Here are deposited the Remains of Thomas Parr Esquire, Resident and Representative of the Honourable E.I. Cy. at Fort Marlborough in Bencoolen who although a benevolent Father to the Malay Inhabitants and solicitous to improve their Freedom and Prosperity in the prudent and gradual Introduction of Spontaneous ................................ fell with(out sent)ence of the ... and (unr)ivalled atrocity under the misguided and barbarous Fury of a Band of Assassins in the Night of the 27th of December A.D. 1807 in the ...th Year of His Age.

Around the monument is a small park, with trees and other plants.
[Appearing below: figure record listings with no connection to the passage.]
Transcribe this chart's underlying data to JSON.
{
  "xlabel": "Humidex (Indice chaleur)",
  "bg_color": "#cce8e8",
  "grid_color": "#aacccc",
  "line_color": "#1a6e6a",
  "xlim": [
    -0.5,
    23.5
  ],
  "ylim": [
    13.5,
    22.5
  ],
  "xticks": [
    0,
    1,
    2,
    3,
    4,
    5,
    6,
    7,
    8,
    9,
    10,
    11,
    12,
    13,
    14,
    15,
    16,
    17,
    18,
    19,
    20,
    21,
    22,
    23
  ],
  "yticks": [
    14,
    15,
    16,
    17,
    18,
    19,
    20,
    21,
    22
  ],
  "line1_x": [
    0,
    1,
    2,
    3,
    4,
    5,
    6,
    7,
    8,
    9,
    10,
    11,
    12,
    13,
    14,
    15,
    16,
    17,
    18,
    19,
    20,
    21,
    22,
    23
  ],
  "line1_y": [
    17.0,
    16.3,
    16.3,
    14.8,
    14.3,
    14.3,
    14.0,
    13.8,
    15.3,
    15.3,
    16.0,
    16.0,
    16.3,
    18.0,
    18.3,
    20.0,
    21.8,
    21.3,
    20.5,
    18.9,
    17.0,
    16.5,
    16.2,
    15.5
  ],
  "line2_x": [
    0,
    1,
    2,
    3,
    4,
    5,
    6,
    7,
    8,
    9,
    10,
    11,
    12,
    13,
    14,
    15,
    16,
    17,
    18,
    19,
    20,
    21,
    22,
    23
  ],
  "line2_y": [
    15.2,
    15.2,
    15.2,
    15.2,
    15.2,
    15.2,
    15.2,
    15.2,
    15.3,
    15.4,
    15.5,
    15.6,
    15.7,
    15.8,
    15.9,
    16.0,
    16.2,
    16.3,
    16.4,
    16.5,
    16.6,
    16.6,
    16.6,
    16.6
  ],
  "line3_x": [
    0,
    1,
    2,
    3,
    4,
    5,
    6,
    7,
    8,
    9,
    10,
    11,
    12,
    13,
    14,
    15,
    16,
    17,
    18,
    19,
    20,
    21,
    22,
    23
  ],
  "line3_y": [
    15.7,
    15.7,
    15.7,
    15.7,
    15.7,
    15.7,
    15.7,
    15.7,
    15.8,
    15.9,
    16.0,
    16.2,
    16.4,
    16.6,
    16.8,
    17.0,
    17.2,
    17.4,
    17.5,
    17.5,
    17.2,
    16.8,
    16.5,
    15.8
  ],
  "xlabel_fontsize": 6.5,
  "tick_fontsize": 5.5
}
The park is, in turn, surrounded by an iron fence.

==History==
Bengkulu (then known as Bencoolen) fell under control of the Honourable East India Company during the 17th century. The company constructed a fortress, Fort Marlborough, and began to govern the region. In 1805, Thomas Parr was appointed Resident of Bencoolen, and introduced the large-scale production of coffee into the region. The monument described Parr as "a benevolent Father" to the Malay residents of Bengkulu, while Indonesian sources describe him as an "arrogant and ferocious man" who constantly interfered with the traditional customs of the Bengkulu populace. During a rebellion against his administration on 27 September 1807, Parr and his aide Charles Murray were killed; three men entered his home, Mount Felix, stabbing and decapitating Parr and inflicting fatal wounds upon Murray. The East India Company quashed the rebellion, and the following year, a monument was constructed to honor Parr.

Though the monument was built as a memorial to Parr and his death, the people of Bengkulu have reinterpreted it as a testament to their willingness to defend their land rights and traditional customs. The monument is a cultural property of Indonesia.